Image source: The MSCI Transition Finance Tracker 2025

The distinction matters. While higher-income economies focus on decarbonising mature energy systems, many African countries face a dual challenge: reducing emissions while expanding access to basic services and infrastructure. Clean cooking, distributed power, climate-resilient agriculture and adaptation-focused investments are central to this transition, yet remain difficult to capture through equity indices and corporate bond analytics.

At the same time, Africa’s relevance to global climate outcomes is growing. The continent is emerging as a key supplier of carbon credits, a destination for renewable energy investment and a testing ground for finance models that link climate mitigation with development impact.

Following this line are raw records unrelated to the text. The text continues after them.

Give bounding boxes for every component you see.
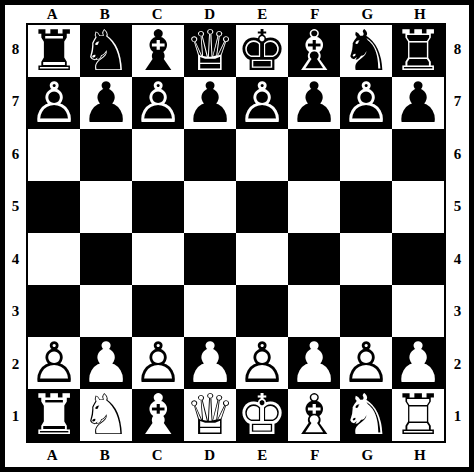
- rank-label-left-7: 7: [5, 76, 26, 129]
- piece-white-knight: ♞: [341, 389, 391, 441]
- square-e4[interactable]: [236, 233, 288, 285]
- piece-black-queen: ♕: [185, 25, 235, 77]
- square-c3[interactable]: [132, 285, 184, 337]
- square-e6[interactable]: [236, 129, 288, 181]
- square-f7[interactable]: ♟: [288, 77, 340, 129]
- piece-white-pawn: ♟: [393, 337, 443, 389]
- piece-white-pawn: ♟: [289, 337, 339, 389]
- piece-white-rook: ♖: [393, 389, 443, 441]
- square-f6[interactable]: [288, 129, 340, 181]
- square-h7[interactable]: ♟: [392, 77, 444, 129]
- square-e3[interactable]: [236, 285, 288, 337]
- square-c4[interactable]: [132, 233, 184, 285]
- square-b3[interactable]: [80, 285, 132, 337]
- square-c8[interactable]: ♝: [132, 25, 184, 77]
- square-h8[interactable]: ♖: [392, 25, 444, 77]
- square-a3[interactable]: [28, 285, 80, 337]
- file-label-bottom-d: D: [184, 443, 237, 467]
- piece-white-pawn: ♙: [29, 337, 79, 389]
- square-a7[interactable]: ♙: [28, 77, 80, 129]
- square-g1[interactable]: ♞: [340, 389, 392, 441]
- file-labels-bottom: ABCDEFGH: [26, 443, 446, 467]
- square-c6[interactable]: [132, 129, 184, 181]
- square-a2[interactable]: ♙: [28, 337, 80, 389]
- square-b6[interactable]: [80, 129, 132, 181]
- piece-black-pawn: ♟: [81, 77, 131, 129]
- file-label-bottom-b: B: [79, 443, 132, 467]
- square-f4[interactable]: [288, 233, 340, 285]
- file-label-top-e: E: [236, 5, 289, 23]
- square-g2[interactable]: ♙: [340, 337, 392, 389]
- piece-white-king: ♚: [237, 389, 287, 441]
- file-label-bottom-a: A: [26, 443, 79, 467]
- file-label-top-b: B: [79, 5, 132, 23]
- piece-white-pawn: ♙: [341, 337, 391, 389]
- rank-label-right-4: 4: [446, 233, 469, 286]
- file-label-bottom-c: C: [131, 443, 184, 467]
- piece-black-knight: ♘: [81, 25, 131, 77]
- rank-label-left-8: 8: [5, 23, 26, 76]
- rank-label-left-2: 2: [5, 338, 26, 391]
- rank-label-right-1: 1: [446, 391, 469, 444]
- square-g6[interactable]: [340, 129, 392, 181]
- file-label-bottom-h: H: [394, 443, 447, 467]
- piece-white-pawn: ♙: [237, 337, 287, 389]
- square-d2[interactable]: ♟: [184, 337, 236, 389]
- square-h1[interactable]: ♖: [392, 389, 444, 441]
- piece-black-knight: ♞: [341, 25, 391, 77]
- piece-white-queen: ♕: [185, 389, 235, 441]
- square-d7[interactable]: ♟: [184, 77, 236, 129]
- rank-labels-right: 87654321: [446, 23, 469, 443]
- file-label-top-c: C: [131, 5, 184, 23]
- piece-white-pawn: ♟: [81, 337, 131, 389]
- rank-label-left-5: 5: [5, 181, 26, 234]
- square-b7[interactable]: ♟: [80, 77, 132, 129]
- square-a4[interactable]: [28, 233, 80, 285]
- square-e8[interactable]: ♚: [236, 25, 288, 77]
- square-e5[interactable]: [236, 181, 288, 233]
- file-label-bottom-f: F: [289, 443, 342, 467]
- square-d3[interactable]: [184, 285, 236, 337]
- square-e7[interactable]: ♙: [236, 77, 288, 129]
- square-c2[interactable]: ♙: [132, 337, 184, 389]
- square-h5[interactable]: [392, 181, 444, 233]
- piece-white-bishop: ♝: [133, 389, 183, 441]
- square-c5[interactable]: [132, 181, 184, 233]
- square-g3[interactable]: [340, 285, 392, 337]
- file-label-top-a: A: [26, 5, 79, 23]
- square-h2[interactable]: ♟: [392, 337, 444, 389]
- square-f8[interactable]: ♗: [288, 25, 340, 77]
- piece-white-pawn: ♟: [185, 337, 235, 389]
- piece-black-pawn: ♙: [341, 77, 391, 129]
- rank-label-right-5: 5: [446, 181, 469, 234]
- square-d8[interactable]: ♕: [184, 25, 236, 77]
- square-d1[interactable]: ♕: [184, 389, 236, 441]
- file-label-top-f: F: [289, 5, 342, 23]
- square-d6[interactable]: [184, 129, 236, 181]
- file-labels-top: ABCDEFGH: [26, 5, 446, 23]
- piece-white-knight: ♘: [81, 389, 131, 441]
- square-h6[interactable]: [392, 129, 444, 181]
- piece-black-pawn: ♟: [289, 77, 339, 129]
- file-label-bottom-g: G: [341, 443, 394, 467]
- square-a8[interactable]: ♜: [28, 25, 80, 77]
- square-b5[interactable]: [80, 181, 132, 233]
- square-b2[interactable]: ♟: [80, 337, 132, 389]
- file-label-top-h: H: [394, 5, 447, 23]
- rank-label-right-3: 3: [446, 286, 469, 339]
- rank-label-right-7: 7: [446, 76, 469, 129]
- rank-label-right-2: 2: [446, 338, 469, 391]
- square-b4[interactable]: [80, 233, 132, 285]
- piece-white-pawn: ♙: [133, 337, 183, 389]
- square-a5[interactable]: [28, 181, 80, 233]
- square-f3[interactable]: [288, 285, 340, 337]
- piece-black-pawn: ♟: [185, 77, 235, 129]
- rank-labels-left: 87654321: [5, 23, 26, 443]
- square-d5[interactable]: [184, 181, 236, 233]
- square-b8[interactable]: ♘: [80, 25, 132, 77]
- piece-black-rook: ♜: [29, 25, 79, 77]
- piece-black-king: ♚: [237, 25, 287, 77]
- piece-black-pawn: ♟: [393, 77, 443, 129]
- file-label-top-g: G: [341, 5, 394, 23]
- square-b1[interactable]: ♘: [80, 389, 132, 441]
- rank-label-left-1: 1: [5, 391, 26, 444]
- square-g8[interactable]: ♞: [340, 25, 392, 77]
- rank-label-left-6: 6: [5, 128, 26, 181]
- file-label-bottom-e: E: [236, 443, 289, 467]
- piece-black-bishop: ♗: [289, 25, 339, 77]
- piece-white-bishop: ♗: [289, 389, 339, 441]
- square-g5[interactable]: [340, 181, 392, 233]
- file-label-top-d: D: [184, 5, 237, 23]
- piece-black-pawn: ♙: [237, 77, 287, 129]
- square-a1[interactable]: ♜: [28, 389, 80, 441]
- square-d4[interactable]: [184, 233, 236, 285]
- square-c1[interactable]: ♝: [132, 389, 184, 441]
- square-f2[interactable]: ♟: [288, 337, 340, 389]
- piece-black-bishop: ♝: [133, 25, 183, 77]
- chess-diagram: ABCDEFGH 87654321 ♜♘♝♕♚♗♞♖♙♟♙♟♙♟♙♟♙♟♙♟♙♟…: [0, 0, 474, 472]
- piece-black-rook: ♖: [393, 25, 443, 77]
- rank-label-left-3: 3: [5, 286, 26, 339]
- square-c7[interactable]: ♙: [132, 77, 184, 129]
- rank-label-right-6: 6: [446, 128, 469, 181]
- square-e2[interactable]: ♙: [236, 337, 288, 389]
- piece-white-rook: ♜: [29, 389, 79, 441]
- piece-black-pawn: ♙: [133, 77, 183, 129]
- square-e1[interactable]: ♚: [236, 389, 288, 441]
- chess-board: ♜♘♝♕♚♗♞♖♙♟♙♟♙♟♙♟♙♟♙♟♙♟♙♟♜♘♝♕♚♗♞♖: [26, 23, 446, 443]
- square-f1[interactable]: ♗: [288, 389, 340, 441]
- square-g7[interactable]: ♙: [340, 77, 392, 129]
- square-h3[interactable]: [392, 285, 444, 337]
- square-h4[interactable]: [392, 233, 444, 285]
- piece-black-pawn: ♙: [29, 77, 79, 129]
- rank-label-left-4: 4: [5, 233, 26, 286]
- square-f5[interactable]: [288, 181, 340, 233]
- rank-label-right-8: 8: [446, 23, 469, 76]
- square-a6[interactable]: [28, 129, 80, 181]
- square-g4[interactable]: [340, 233, 392, 285]
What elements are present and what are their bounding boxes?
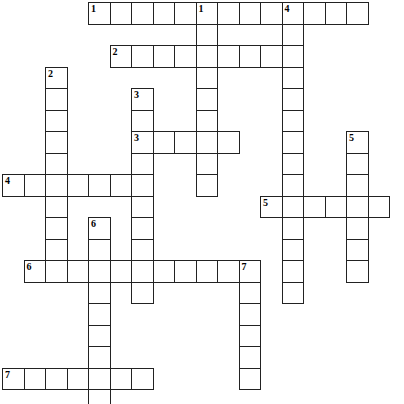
grid-cell-r9c2[interactable]	[45, 196, 68, 219]
grid-cell-r12c4[interactable]	[88, 260, 111, 283]
grid-cell-r17c3[interactable]	[67, 368, 90, 391]
grid-cell-r3c13[interactable]	[282, 67, 305, 90]
grid-cell-r8c5[interactable]	[110, 174, 133, 197]
grid-cell-r12c5[interactable]	[110, 260, 133, 283]
grid-cell-r11c16[interactable]	[346, 239, 369, 262]
grid-cell-r10c4[interactable]: 6	[88, 217, 111, 240]
grid-cell-r8c3[interactable]	[67, 174, 90, 197]
grid-cell-r14c11[interactable]	[239, 303, 262, 326]
grid-cell-r0c7[interactable]	[153, 2, 176, 25]
clue-number: 4	[285, 3, 290, 14]
grid-cell-r4c13[interactable]	[282, 88, 305, 111]
grid-cell-r13c13[interactable]	[282, 282, 305, 305]
grid-cell-r2c9[interactable]	[196, 45, 219, 68]
grid-cell-r7c9[interactable]	[196, 153, 219, 176]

Recent activity in clean cooking, aviation offsets and renewable infrastructure illustrates how global capital is beginning to intersect with household-level outcomes.

The absence of Africa from mainstream transition finance metrics therefore highlights a broader analytical gap. As investors place greater emphasis on climate alignment and real-world impact, expanding measurement frameworks to reflect regions where the transition is shaped by development realities may be essential. For now, the data show progress in global transition finance, and reveal where the picture remains incomplete.